旧単位のkgf/cm²は、おおよそ10倍すればN/mm²に近い値になります。たとえば旧図面の「210kgf/cm²」は、現在のFc21に相当します。実際は1kgf=9.8Nなので厳密には20.6N/mm²ですが、規格の呼び値としてFc21が対応します。

数値の感覚をつかむ

Fc24のコンクリートは「1mm²あたり24N=約2.4kgに耐える」ということです。1cm²(100mm²)なら240kg。手のひらサイズ(10cm×10cm=1万mm²)では24トンに耐える計算になります。一方、鉄筋(SD345)は345N/mm²と14倍以上。この差が「圧縮はコンクリート、引張は鉄筋」という役割分担の背景にあります。

よくある質問

Q1. なぜコンクリートの強度は圧縮強度で表すのですか?

コンクリートが実際に力を発揮するのが圧縮だからです。引張強度は圧縮の1/10程度しかなく、設計では原則として無視して鉄筋に負担させます。そのため、コンクリートの品質を代表する指標として圧縮強度が用いられ、設計基準強度Fcも圧縮強度で定義されています。引張強度が必要な検討では、圧縮強度から推定する式が使われます。

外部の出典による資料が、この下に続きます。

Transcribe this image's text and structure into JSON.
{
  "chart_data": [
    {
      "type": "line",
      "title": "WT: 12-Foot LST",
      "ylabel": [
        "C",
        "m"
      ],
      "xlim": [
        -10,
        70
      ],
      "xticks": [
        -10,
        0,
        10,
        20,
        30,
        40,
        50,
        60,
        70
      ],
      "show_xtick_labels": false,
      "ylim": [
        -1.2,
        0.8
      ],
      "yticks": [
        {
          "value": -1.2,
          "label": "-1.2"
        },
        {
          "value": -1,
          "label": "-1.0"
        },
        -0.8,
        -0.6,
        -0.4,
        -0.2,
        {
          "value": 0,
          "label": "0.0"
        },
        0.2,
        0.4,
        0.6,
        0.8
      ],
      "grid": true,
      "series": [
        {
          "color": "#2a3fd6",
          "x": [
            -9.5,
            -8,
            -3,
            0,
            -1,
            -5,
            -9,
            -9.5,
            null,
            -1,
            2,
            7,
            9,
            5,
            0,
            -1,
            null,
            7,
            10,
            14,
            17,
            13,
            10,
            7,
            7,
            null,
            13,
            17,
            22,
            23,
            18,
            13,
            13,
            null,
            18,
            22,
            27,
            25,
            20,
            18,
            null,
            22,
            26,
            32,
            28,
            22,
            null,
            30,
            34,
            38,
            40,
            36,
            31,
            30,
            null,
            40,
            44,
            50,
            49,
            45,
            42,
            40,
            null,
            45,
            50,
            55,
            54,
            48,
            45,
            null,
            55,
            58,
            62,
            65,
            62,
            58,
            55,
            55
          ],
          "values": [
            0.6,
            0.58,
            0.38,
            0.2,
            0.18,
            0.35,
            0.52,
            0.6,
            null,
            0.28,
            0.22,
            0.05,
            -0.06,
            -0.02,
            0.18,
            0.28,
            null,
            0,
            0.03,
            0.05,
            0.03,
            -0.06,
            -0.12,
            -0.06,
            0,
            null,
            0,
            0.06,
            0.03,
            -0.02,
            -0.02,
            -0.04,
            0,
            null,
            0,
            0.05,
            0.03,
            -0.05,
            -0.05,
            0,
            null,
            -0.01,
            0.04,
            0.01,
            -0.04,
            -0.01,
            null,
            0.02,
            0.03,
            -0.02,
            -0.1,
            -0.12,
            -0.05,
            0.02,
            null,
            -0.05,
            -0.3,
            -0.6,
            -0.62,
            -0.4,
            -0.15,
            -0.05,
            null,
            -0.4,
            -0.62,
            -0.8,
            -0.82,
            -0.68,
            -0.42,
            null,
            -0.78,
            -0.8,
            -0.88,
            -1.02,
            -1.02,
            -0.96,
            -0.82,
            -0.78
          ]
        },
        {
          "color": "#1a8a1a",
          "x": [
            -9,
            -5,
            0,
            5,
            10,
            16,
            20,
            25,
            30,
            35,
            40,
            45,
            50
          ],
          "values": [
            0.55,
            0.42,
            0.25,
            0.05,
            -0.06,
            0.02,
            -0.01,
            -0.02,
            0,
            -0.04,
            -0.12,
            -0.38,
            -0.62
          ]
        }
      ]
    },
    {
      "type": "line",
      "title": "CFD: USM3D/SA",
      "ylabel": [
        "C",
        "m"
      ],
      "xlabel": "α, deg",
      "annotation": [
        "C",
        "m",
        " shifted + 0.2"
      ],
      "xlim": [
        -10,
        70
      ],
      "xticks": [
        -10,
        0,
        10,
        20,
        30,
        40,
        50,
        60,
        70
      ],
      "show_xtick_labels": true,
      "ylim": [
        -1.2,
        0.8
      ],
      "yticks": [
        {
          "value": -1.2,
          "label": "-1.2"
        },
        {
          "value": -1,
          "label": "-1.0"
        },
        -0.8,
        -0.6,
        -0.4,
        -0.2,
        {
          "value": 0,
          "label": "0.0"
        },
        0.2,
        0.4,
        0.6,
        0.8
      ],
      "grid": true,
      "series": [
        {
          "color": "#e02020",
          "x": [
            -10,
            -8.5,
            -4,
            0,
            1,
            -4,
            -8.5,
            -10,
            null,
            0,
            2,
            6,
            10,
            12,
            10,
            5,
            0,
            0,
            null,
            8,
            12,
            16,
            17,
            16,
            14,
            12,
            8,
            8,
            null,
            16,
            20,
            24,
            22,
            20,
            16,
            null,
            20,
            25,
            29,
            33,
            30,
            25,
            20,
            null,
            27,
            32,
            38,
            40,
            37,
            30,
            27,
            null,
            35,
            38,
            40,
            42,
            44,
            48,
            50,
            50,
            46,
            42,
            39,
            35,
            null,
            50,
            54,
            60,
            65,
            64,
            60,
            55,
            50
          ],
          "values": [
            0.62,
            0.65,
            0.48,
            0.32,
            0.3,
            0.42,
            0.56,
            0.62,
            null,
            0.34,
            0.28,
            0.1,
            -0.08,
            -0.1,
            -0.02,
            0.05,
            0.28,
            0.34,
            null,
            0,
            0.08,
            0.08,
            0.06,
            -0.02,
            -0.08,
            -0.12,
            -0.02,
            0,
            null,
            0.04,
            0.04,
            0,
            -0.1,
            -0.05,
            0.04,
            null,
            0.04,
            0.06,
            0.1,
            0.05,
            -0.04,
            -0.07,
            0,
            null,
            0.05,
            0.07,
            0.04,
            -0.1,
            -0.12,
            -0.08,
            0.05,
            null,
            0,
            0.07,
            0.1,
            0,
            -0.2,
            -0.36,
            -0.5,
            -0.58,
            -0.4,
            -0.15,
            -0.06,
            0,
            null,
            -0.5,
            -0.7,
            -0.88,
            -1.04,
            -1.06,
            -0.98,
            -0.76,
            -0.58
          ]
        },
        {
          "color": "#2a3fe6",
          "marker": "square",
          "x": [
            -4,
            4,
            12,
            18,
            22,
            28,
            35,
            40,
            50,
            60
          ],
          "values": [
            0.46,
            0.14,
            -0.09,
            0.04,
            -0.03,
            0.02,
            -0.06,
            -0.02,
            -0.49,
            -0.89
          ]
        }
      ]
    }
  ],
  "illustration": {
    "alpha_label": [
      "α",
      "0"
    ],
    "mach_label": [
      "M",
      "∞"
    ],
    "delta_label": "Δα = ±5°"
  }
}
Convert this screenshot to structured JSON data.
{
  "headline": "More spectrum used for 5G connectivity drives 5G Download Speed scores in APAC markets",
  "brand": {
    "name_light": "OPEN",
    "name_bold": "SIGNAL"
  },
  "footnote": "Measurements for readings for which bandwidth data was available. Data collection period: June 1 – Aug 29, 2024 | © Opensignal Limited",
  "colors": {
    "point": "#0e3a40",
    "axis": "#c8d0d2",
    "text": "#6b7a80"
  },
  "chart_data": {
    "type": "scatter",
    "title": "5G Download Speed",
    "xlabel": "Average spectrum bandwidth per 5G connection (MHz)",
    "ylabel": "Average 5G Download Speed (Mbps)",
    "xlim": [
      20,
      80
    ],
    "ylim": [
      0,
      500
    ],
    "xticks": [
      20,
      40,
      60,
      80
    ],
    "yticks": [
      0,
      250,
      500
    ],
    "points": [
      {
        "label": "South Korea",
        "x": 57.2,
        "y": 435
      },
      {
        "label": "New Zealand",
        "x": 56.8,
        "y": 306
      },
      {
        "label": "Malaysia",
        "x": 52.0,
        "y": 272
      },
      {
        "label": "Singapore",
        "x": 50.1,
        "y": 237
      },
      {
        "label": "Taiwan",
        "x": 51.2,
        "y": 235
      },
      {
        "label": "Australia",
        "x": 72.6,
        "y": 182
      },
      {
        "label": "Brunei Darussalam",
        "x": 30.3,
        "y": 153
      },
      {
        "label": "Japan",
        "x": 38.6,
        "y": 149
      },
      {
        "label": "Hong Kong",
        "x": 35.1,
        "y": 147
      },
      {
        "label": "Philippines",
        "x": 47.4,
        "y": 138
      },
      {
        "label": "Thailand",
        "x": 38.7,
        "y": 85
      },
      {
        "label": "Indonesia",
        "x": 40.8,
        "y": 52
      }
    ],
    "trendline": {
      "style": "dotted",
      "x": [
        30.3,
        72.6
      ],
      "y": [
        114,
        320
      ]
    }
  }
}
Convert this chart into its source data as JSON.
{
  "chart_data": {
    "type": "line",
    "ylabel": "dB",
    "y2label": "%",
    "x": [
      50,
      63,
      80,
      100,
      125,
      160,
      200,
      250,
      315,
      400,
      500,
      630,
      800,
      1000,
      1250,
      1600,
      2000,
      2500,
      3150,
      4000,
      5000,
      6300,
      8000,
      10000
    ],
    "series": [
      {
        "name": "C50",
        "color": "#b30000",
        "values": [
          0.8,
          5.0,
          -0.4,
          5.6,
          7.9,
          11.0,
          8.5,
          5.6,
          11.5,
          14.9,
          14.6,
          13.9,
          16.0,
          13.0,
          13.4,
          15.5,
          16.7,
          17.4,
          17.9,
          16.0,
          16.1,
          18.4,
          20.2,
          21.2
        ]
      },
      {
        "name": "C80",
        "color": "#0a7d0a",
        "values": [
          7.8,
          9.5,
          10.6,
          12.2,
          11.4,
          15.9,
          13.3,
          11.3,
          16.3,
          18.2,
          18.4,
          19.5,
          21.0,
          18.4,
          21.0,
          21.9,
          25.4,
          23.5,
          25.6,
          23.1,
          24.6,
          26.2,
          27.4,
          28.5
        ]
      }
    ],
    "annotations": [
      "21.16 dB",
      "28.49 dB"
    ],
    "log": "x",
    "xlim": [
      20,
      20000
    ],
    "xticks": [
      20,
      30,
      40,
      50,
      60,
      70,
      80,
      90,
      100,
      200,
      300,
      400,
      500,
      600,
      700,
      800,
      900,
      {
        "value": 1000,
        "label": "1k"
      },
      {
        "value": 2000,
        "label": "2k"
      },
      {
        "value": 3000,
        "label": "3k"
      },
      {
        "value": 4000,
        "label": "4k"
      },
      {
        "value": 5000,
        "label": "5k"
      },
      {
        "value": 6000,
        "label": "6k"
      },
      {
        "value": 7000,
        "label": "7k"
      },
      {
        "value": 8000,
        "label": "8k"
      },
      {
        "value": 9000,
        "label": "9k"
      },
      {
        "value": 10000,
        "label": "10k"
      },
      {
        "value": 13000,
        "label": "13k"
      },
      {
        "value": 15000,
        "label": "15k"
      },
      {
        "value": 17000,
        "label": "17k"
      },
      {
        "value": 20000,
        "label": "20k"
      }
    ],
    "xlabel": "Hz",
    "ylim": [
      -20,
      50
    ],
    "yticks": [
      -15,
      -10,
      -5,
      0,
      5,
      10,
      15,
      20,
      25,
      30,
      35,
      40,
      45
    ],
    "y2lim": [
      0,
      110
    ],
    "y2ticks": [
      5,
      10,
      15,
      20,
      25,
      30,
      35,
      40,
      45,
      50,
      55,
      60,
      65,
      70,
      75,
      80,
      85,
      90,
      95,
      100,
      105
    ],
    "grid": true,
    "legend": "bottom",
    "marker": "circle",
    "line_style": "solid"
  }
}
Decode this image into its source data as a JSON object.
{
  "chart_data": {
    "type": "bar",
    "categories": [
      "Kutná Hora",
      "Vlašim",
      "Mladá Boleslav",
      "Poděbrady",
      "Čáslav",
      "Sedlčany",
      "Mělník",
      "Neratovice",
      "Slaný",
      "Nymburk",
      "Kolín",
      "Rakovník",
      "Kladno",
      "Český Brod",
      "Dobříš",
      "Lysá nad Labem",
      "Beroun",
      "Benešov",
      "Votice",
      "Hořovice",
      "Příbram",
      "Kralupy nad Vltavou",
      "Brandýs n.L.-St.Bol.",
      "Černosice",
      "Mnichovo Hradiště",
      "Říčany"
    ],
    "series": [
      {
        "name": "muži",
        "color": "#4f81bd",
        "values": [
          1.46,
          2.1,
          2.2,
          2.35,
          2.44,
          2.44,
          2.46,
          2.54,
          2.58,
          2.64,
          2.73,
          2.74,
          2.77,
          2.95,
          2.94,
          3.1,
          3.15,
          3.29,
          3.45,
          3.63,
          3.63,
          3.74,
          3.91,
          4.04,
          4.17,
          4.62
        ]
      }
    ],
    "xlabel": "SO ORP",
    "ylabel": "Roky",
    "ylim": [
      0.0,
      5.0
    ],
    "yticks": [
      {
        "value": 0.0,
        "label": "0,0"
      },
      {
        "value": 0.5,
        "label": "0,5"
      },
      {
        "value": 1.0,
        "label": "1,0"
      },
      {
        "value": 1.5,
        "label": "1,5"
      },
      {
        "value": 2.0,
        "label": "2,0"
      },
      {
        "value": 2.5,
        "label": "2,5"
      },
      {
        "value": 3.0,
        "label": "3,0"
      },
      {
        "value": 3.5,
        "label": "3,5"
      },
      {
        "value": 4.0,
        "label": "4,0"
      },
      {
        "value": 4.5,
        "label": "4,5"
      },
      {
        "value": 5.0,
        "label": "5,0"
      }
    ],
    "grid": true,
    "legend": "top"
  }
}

Q2. Fc21とFc24ではどのくらい違うのですか?

設計基準強度が3N/mm²、割合にして約14%の差です。許容応力度に換算すると、長期許容圧縮応力度が7.0から8.0N/mm²に上がります。同じ軸力なら断面を約12%小さくできる計算です。ただしヤング係数は強度の平方根程度でしか増えないため、剛性(変形のしにくさ)はそこまで大きく変わりません。

Q3. 生コンの「呼び強度」も同じ単位ですか?

同じN/mm²です。呼び強度は生コンを発注する際に指定する強度で、18・21・24・27・30…といった区切りの値が用意されています。設計基準強度Fcに耐久性の要求と構造体強度補正値を加味して決まるため、Fcと呼び強度は必ずしも同じ数値になりません。たとえばFc24でも、補正値3を加えて呼び強度27を発注する、といったことが起こります。

まとめ

  • コンクリートの強度の単位はN/mm²(=MPa)。1mm²あたりの力。
  • Fc(エフシー)は設計基準強度。Fc24=24N/mm²。
  • Fq・Fdなど、目的に応じたさまざまな強度記号がある。
  • 旧単位は1N/mm²≒10.2kgf/cm²で換算する。読み違いに注意。